Owning Your Wellness Journey

Staying at home has led me to have some pretty interesting realizations about myself. In the past few weeks, I’ve thought deeply about my health and wellness journey and how even though it was a part of me, it wasn’t something that I truly took ownership of.

Before the pandemic, if I wanted to work out, I went to spin class. or yoga. If I wanted to treat myself, I went to the spa for a hot stone massage or the nail salon for a mani/pedi. If I wanted my home to smell good, I’d go to TJMaxx (sometimes two in one day) just to smell the candles.

I was so excited when the day rolled around and it was time for me to go to one of those places. I picked out my clothes beforehand (often color-coordinated) and could not wait to do these things in the name of “self-care”, fitness, or wellness.

And then we got told to stay at home. Even though some things have opened up, I haven’t been back. Gone are the days riding front row at spin class while the instructor high fives everyone on the way out of the room. Gone are the hands on adjustments to improve your alignment in yoga class. Non-existent are trips to stores like TJMaxx where you can touch a whole bunch of things in the store, place them back down on the shelf, and walk out with only one item.

This routine I created could not be adapted to life as we know it now. Because it depending on human touch, contact, and hanging out in indoor spaces while very unconcerned about how many people were there or how many items I touched that I didn’t plan to buy.

So, I realized that this routine I created to help me stay well and be joyful was largely out of my own hands. It involved so many people, several strangers, and a whole lot of not-so-personal spaces. Most of all, my routine was based on me receiving things, whether it was instruction, guidance, or relaxation via hot stones. I may have scheduled the appointments and booked the classes, but this routine was not mine.

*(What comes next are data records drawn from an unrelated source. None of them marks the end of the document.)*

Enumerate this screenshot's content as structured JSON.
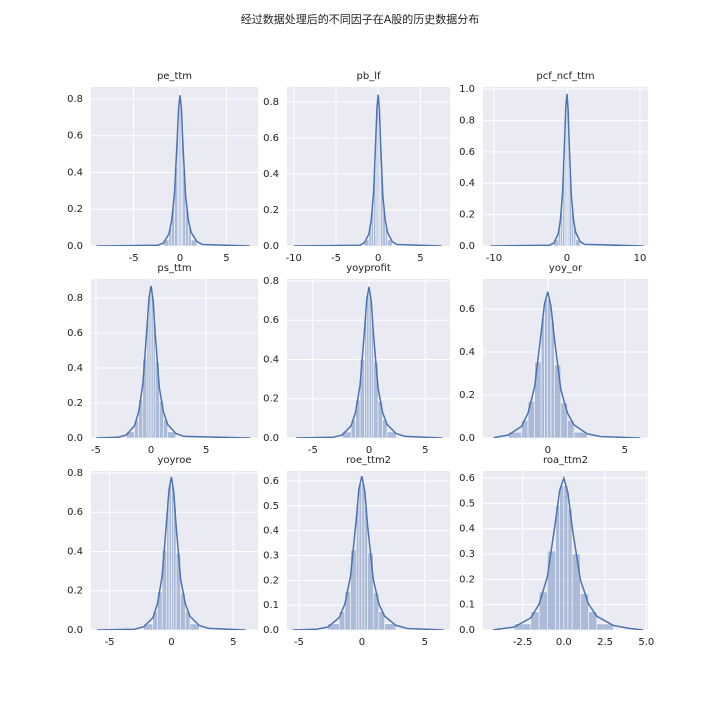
{
  "suptitle": "经过数据处理后的不同因子在A股的历史数据分布",
  "chart_data": [
    {
      "type": "histogram",
      "title": "pe_ttm",
      "color": "#4c72b0",
      "grid": true,
      "bins": [
        -1.8,
        -1.2,
        -0.9,
        -0.6,
        -0.3,
        -0.15,
        0,
        0.15,
        0.3,
        0.6,
        0.9,
        1.2,
        1.8
      ],
      "values": [
        0.033,
        0.098,
        0.205,
        0.426,
        0.672,
        0.779,
        0.779,
        0.656,
        0.41,
        0.197,
        0.098,
        0.033
      ],
      "line": {
        "x": [
          -9,
          -2.4,
          -1.8,
          -1.2,
          -0.9,
          -0.6,
          -0.3,
          -0.15,
          0,
          0.15,
          0.3,
          0.6,
          0.9,
          1.2,
          1.8,
          2.4,
          7.5
        ],
        "values": [
          0,
          0.004,
          0.016,
          0.066,
          0.139,
          0.287,
          0.59,
          0.754,
          0.82,
          0.738,
          0.558,
          0.271,
          0.139,
          0.074,
          0.025,
          0.008,
          0
        ]
      },
      "xlim": [
        -9.6,
        8.4
      ],
      "ylim": [
        0,
        0.865
      ],
      "xticks": [
        -5,
        0,
        5
      ],
      "yticks": [
        {
          "value": 0,
          "label": "0.0"
        },
        {
          "value": 0.2,
          "label": "0.2"
        },
        {
          "value": 0.4,
          "label": "0.4"
        },
        {
          "value": 0.6,
          "label": "0.6"
        },
        {
          "value": 0.8,
          "label": "0.8"
        }
      ]
    },
    {
      "type": "histogram",
      "title": "pb_lf",
      "color": "#4c72b0",
      "grid": true,
      "bins": [
        -1.65,
        -1.1,
        -0.83,
        -0.55,
        -0.28,
        -0.14,
        0,
        0.14,
        0.28,
        0.55,
        0.83,
        1.1,
        1.65
      ],
      "values": [
        0.034,
        0.101,
        0.21,
        0.437,
        0.689,
        0.798,
        0.798,
        0.672,
        0.42,
        0.202,
        0.101,
        0.034
      ],
      "line": {
        "x": [
          -10,
          -2.2,
          -1.65,
          -1.1,
          -0.83,
          -0.55,
          -0.28,
          -0.14,
          0,
          0.14,
          0.28,
          0.55,
          0.83,
          1.1,
          1.65,
          2.2,
          7.5
        ],
        "values": [
          0,
          0.004,
          0.017,
          0.067,
          0.143,
          0.294,
          0.605,
          0.773,
          0.84,
          0.756,
          0.571,
          0.277,
          0.143,
          0.076,
          0.025,
          0.008,
          0
        ]
      },
      "xlim": [
        -10.8,
        8.5
      ],
      "ylim": [
        0,
        0.883
      ],
      "xticks": [
        -10,
        -5,
        0,
        5
      ],
      "yticks": [
        {
          "value": 0,
          "label": "0.0"
        },
        {
          "value": 0.2,
          "label": "0.2"
        },
        {
          "value": 0.4,
          "label": "0.4"
        },
        {
          "value": 0.6,
          "label": "0.6"
        },
        {
          "value": 0.8,
          "label": "0.8"
        }
      ]
    },
    {
      "type": "histogram",
      "title": "pcf_ncf_ttm",
      "color": "#4c72b0",
      "grid": true,
      "bins": [
        -1.8,
        -1.2,
        -0.9,
        -0.6,
        -0.3,
        -0.15,
        0,
        0.15,
        0.3,
        0.6,
        0.9,
        1.2,
        1.8
      ],
      "values": [
        0.039,
        0.116,
        0.243,
        0.504,
        0.795,
        0.922,
        0.922,
        0.776,
        0.485,
        0.233,
        0.116,
        0.039
      ],
      "line": {
        "x": [
          -10.5,
          -2.4,
          -1.8,
          -1.2,
          -0.9,
          -0.6,
          -0.3,
          -0.15,
          0,
          0.15,
          0.3,
          0.6,
          0.9,
          1.2,
          1.8,
          2.4,
          10.5
        ],
        "values": [
          0,
          0.005,
          0.019,
          0.078,
          0.165,
          0.34,
          0.698,
          0.892,
          0.97,
          0.873,
          0.66,
          0.32,
          0.165,
          0.087,
          0.029,
          0.01,
          0
        ]
      },
      "xlim": [
        -11.5,
        11.1
      ],
      "ylim": [
        0,
        1.013
      ],
      "xticks": [
        -10,
        0,
        10
      ],
      "yticks": [
        {
          "value": 0,
          "label": "0.0"
        },
        {
          "value": 0.2,
          "label": "0.2"
        },
        {
          "value": 0.4,
          "label": "0.4"
        },
        {
          "value": 0.6,
          "label": "0.6"
        },
        {
          "value": 0.8,
          "label": "0.8"
        },
        {
          "value": 1,
          "label": "1.0"
        }
      ]
    },
    {
      "type": "histogram",
      "title": "ps_ttm",
      "color": "#4c72b0",
      "grid": true,
      "bins": [
        -2.25,
        -1.5,
        -1.13,
        -0.75,
        -0.38,
        -0.19,
        0,
        0.19,
        0.38,
        0.75,
        1.13,
        1.5,
        2.25
      ],
      "values": [
        0.035,
        0.104,
        0.218,
        0.452,
        0.713,
        0.827,
        0.827,
        0.696,
        0.435,
        0.209,
        0.104,
        0.035
      ],
      "line": {
        "x": [
          -5,
          -3,
          -2.25,
          -1.5,
          -1.13,
          -0.75,
          -0.38,
          -0.19,
          0,
          0.19,
          0.38,
          0.75,
          1.13,
          1.5,
          2.25,
          3,
          9
        ],
        "values": [
          0,
          0.004,
          0.017,
          0.07,
          0.148,
          0.305,
          0.626,
          0.8,
          0.87,
          0.783,
          0.592,
          0.287,
          0.148,
          0.078,
          0.026,
          0.009,
          0
        ]
      },
      "xlim": [
        -5.45,
        9.7
      ],
      "ylim": [
        0,
        0.909
      ],
      "xticks": [
        -5,
        0,
        5
      ],
      "yticks": [
        {
          "value": 0,
          "label": "0.0"
        },
        {
          "value": 0.2,
          "label": "0.2"
        },
        {
          "value": 0.4,
          "label": "0.4"
        },
        {
          "value": 0.6,
          "label": "0.6"
        },
        {
          "value": 0.8,
          "label": "0.8"
        }
      ]
    },
    {
      "type": "histogram",
      "title": "yoyprofit",
      "color": "#4c72b0",
      "grid": true,
      "bins": [
        -2.4,
        -1.6,
        -1.2,
        -0.8,
        -0.4,
        -0.2,
        0,
        0.2,
        0.4,
        0.8,
        1.2,
        1.6,
        2.4
      ],
      "values": [
        0.031,
        0.092,
        0.193,
        0.4,
        0.631,
        0.732,
        0.732,
        0.616,
        0.385,
        0.185,
        0.092,
        0.031
      ],
      "line": {
        "x": [
          -6.5,
          -3.2,
          -2.4,
          -1.6,
          -1.2,
          -0.8,
          -0.4,
          -0.2,
          0,
          0.2,
          0.4,
          0.8,
          1.2,
          1.6,
          2.4,
          3.2,
          6.5
        ],
        "values": [
          0,
          0.004,
          0.015,
          0.062,
          0.131,
          0.27,
          0.554,
          0.708,
          0.77,
          0.693,
          0.524,
          0.254,
          0.131,
          0.069,
          0.023,
          0.008,
          0
        ]
      },
      "xlim": [
        -7.3,
        7.2
      ],
      "ylim": [
        0,
        0.81
      ],
      "xticks": [
        -5,
        0,
        5
      ],
      "yticks": [
        {
          "value": 0,
          "label": "0.0"
        },
        {
          "value": 0.2,
          "label": "0.2"
        },
        {
          "value": 0.4,
          "label": "0.4"
        },
        {
          "value": 0.6,
          "label": "0.6"
        },
        {
          "value": 0.8,
          "label": "0.8"
        }
      ]
    },
    {
      "type": "histogram",
      "title": "yoy_or",
      "color": "#4c72b0",
      "grid": true,
      "bins": [
        -2.55,
        -1.7,
        -1.28,
        -0.85,
        -0.43,
        -0.21,
        0,
        0.21,
        0.43,
        0.85,
        1.28,
        1.7,
        2.55
      ],
      "values": [
        0.027,
        0.082,
        0.17,
        0.354,
        0.558,
        0.646,
        0.646,
        0.544,
        0.34,
        0.163,
        0.082,
        0.027
      ],
      "line": {
        "x": [
          -3.5,
          -3.4,
          -2.55,
          -1.7,
          -1.28,
          -0.85,
          -0.43,
          -0.21,
          0,
          0.21,
          0.43,
          0.85,
          1.28,
          1.7,
          2.55,
          3.4,
          6
        ],
        "values": [
          0,
          0.003,
          0.014,
          0.054,
          0.116,
          0.238,
          0.49,
          0.626,
          0.68,
          0.612,
          0.462,
          0.224,
          0.116,
          0.061,
          0.02,
          0.007,
          0
        ]
      },
      "xlim": [
        -4.2,
        6.5
      ],
      "ylim": [
        0,
        0.74
      ],
      "xticks": [
        0,
        5
      ],
      "yticks": [
        {
          "value": 0,
          "label": "0.0"
        },
        {
          "value": 0.2,
          "label": "0.2"
        },
        {
          "value": 0.4,
          "label": "0.4"
        },
        {
          "value": 0.6,
          "label": "0.6"
        }
      ]
    },
    {
      "type": "histogram",
      "title": "yoyroe",
      "color": "#4c72b0",
      "grid": true,
      "bins": [
        -2.25,
        -1.5,
        -1.13,
        -0.75,
        -0.38,
        -0.19,
        0,
        0.19,
        0.38,
        0.75,
        1.13,
        1.5,
        2.25
      ],
      "values": [
        0.031,
        0.094,
        0.195,
        0.406,
        0.64,
        0.741,
        0.741,
        0.624,
        0.39,
        0.187,
        0.094,
        0.031
      ],
      "line": {
        "x": [
          -6,
          -3,
          -2.25,
          -1.5,
          -1.13,
          -0.75,
          -0.38,
          -0.19,
          0,
          0.19,
          0.38,
          0.75,
          1.13,
          1.5,
          2.25,
          3,
          6
        ],
        "values": [
          0,
          0.004,
          0.016,
          0.062,
          0.133,
          0.273,
          0.562,
          0.718,
          0.78,
          0.702,
          0.53,
          0.257,
          0.133,
          0.07,
          0.023,
          0.008,
          0
        ]
      },
      "xlim": [
        -6.5,
        7.0
      ],
      "ylim": [
        0,
        0.81
      ],
      "xticks": [
        -5,
        0,
        5
      ],
      "yticks": [
        {
          "value": 0,
          "label": "0.0"
        },
        {
          "value": 0.2,
          "label": "0.2"
        },
        {
          "value": 0.4,
          "label": "0.4"
        },
        {
          "value": 0.6,
          "label": "0.6"
        },
        {
          "value": 0.8,
          "label": "0.8"
        }
      ]
    },
    {
      "type": "histogram",
      "title": "roe_ttm2",
      "color": "#4c72b0",
      "grid": true,
      "bins": [
        -2.7,
        -1.8,
        -1.35,
        -0.9,
        -0.45,
        -0.23,
        0,
        0.23,
        0.45,
        0.9,
        1.35,
        1.8,
        2.7
      ],
      "values": [
        0.025,
        0.074,
        0.155,
        0.322,
        0.508,
        0.589,
        0.589,
        0.496,
        0.31,
        0.149,
        0.074,
        0.025
      ],
      "line": {
        "x": [
          -5.5,
          -3.6,
          -2.7,
          -1.8,
          -1.35,
          -0.9,
          -0.45,
          -0.23,
          0,
          0.23,
          0.45,
          0.9,
          1.35,
          1.8,
          2.7,
          3.6,
          6.5
        ],
        "values": [
          0,
          0.003,
          0.012,
          0.05,
          0.105,
          0.217,
          0.446,
          0.57,
          0.62,
          0.558,
          0.422,
          0.205,
          0.105,
          0.056,
          0.019,
          0.006,
          0
        ]
      },
      "xlim": [
        -5.95,
        7.0
      ],
      "ylim": [
        0,
        0.64
      ],
      "xticks": [
        -5,
        0,
        5
      ],
      "yticks": [
        {
          "value": 0,
          "label": "0.0"
        },
        {
          "value": 0.1,
          "label": "0.1"
        },
        {
          "value": 0.2,
          "label": "0.2"
        },
        {
          "value": 0.3,
          "label": "0.3"
        },
        {
          "value": 0.4,
          "label": "0.4"
        },
        {
          "value": 0.5,
          "label": "0.5"
        },
        {
          "value": 0.6,
          "label": "0.6"
        }
      ]
    },
    {
      "type": "histogram",
      "title": "roa_ttm2",
      "color": "#4c72b0",
      "grid": true,
      "bins": [
        -3,
        -2,
        -1.5,
        -1,
        -0.5,
        -0.25,
        0,
        0.25,
        0.5,
        1,
        1.5,
        2,
        3
      ],
      "values": [
        0.024,
        0.072,
        0.15,
        0.312,
        0.492,
        0.57,
        0.57,
        0.48,
        0.3,
        0.144,
        0.072,
        0.024
      ],
      "line": {
        "x": [
          -4.3,
          -4,
          -3,
          -2,
          -1.5,
          -1,
          -0.5,
          -0.25,
          0,
          0.25,
          0.5,
          1,
          1.5,
          2,
          3,
          4,
          4.8
        ],
        "values": [
          0,
          0.003,
          0.012,
          0.048,
          0.102,
          0.21,
          0.432,
          0.552,
          0.6,
          0.54,
          0.408,
          0.198,
          0.102,
          0.054,
          0.018,
          0.006,
          0
        ]
      },
      "xlim": [
        -4.9,
        5.1
      ],
      "ylim": [
        0,
        0.628
      ],
      "xticks": [
        -2.5,
        {
          "value": 0,
          "label": "0.0"
        },
        2.5,
        {
          "value": 5,
          "label": "5.0"
        }
      ],
      "yticks": [
        {
          "value": 0,
          "label": "0.0"
        },
        {
          "value": 0.1,
          "label": "0.1"
        },
        {
          "value": 0.2,
          "label": "0.2"
        },
        {
          "value": 0.3,
          "label": "0.3"
        },
        {
          "value": 0.4,
          "label": "0.4"
        },
        {
          "value": 0.5,
          "label": "0.5"
        },
        {
          "value": 0.6,
          "label": "0.6"
        }
      ]
    }
  ]
}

What I have been exploring over the past few months is taking more ownership of my wellness journey. It is much less about what I can go out and do and instead about the inner work I need to do. Some days that means I take an hour long power yoga class (virtually), and other days, I may read or paint. I select activities based on what I’m striving to achieve.

Although it certainly feels odd to reach a stage in this pandemic where I’m missing the “practically strangers” that I often encountered in my daily life, I’ve accepted that this is how things are for now. And I’ve realized for me that wellness isn’t about where you go. Practicing mindfulness and finding activities that are relaxing and bring me joy can be practiced from anywhere.

How to Start a Meditation Practice

Before yoga teacher training, I practiced yoga for 5 years without realizing that yoga was a part of something much greater than the physical practice. Since graduating from YTT, I’m determined to introduce more aspects of yoga into my life. Currently, I’m working to improve my meditation practice.

Over the past few months, I’ve been trying to develop a consistent meditation practice. It has been challenging for me to get started and I often find myself getting distracted. There are so many different ways to mediate and it is important to find a practice that works best for you so that you stay consistent. Below are a few strategies that I’ve been using to encourage myself to mediate more.

Create a personal meditation space

Setting up a meditation space in your home is important. Whether you redesign a corner of a room or have a few yoga blocks that you can arrange in a comfortable seat for yourself, find something that works well for you! These days, I enjoy sitting on my yoga mat on one block. Having my seating arrangements already in place is one less thing I have to worry about once I decide to meditate. If sitting isn’t your thing, I suggest trying a walking meditation. Since many of us are spending more time at home and likely seated for most of the day, a walking mediation allows us to get some fresh air and meditate while moving.

You can choose guided or unguided meditations and/or incorporate music

I’ve realized that it’s hard for me to sit in silence and meditate because I easily become distracted by my own thoughts. One minute, I’m meditating and the next, I’m making a grocery list. I’ve been opting for guided meditations recently because having something to concentrate on and a voice to listen to on keeps me from drifting into my thoughts.

Schedule a time to meditate

As the day goes on, I notice that my motivation to do anything starts to wane. After dinner, I start to slow down and prepare for bed. If I meditate too close to bed, I may fall asleep in the middle of meditating! Planning to meditate in the morning, afternoon, or early evening works better for me because I know that putting something off until after dinner means I won’t do it. Knowing when you have motivation during the day will help you select optimal times to meditate.

Eat and drink before meditating

Meditating while hungry does not work for me at all. If my stomach is growling, I become overly focused on that sound and then start thinking about what I’m going to eat later. Ensuring that you aren’t hungry or thirsty before you set out to meditate will alleviate some distractions.

There are so many benefits to meditating, from increased concentration to decreased stress! I hope you create a routine that works best for you!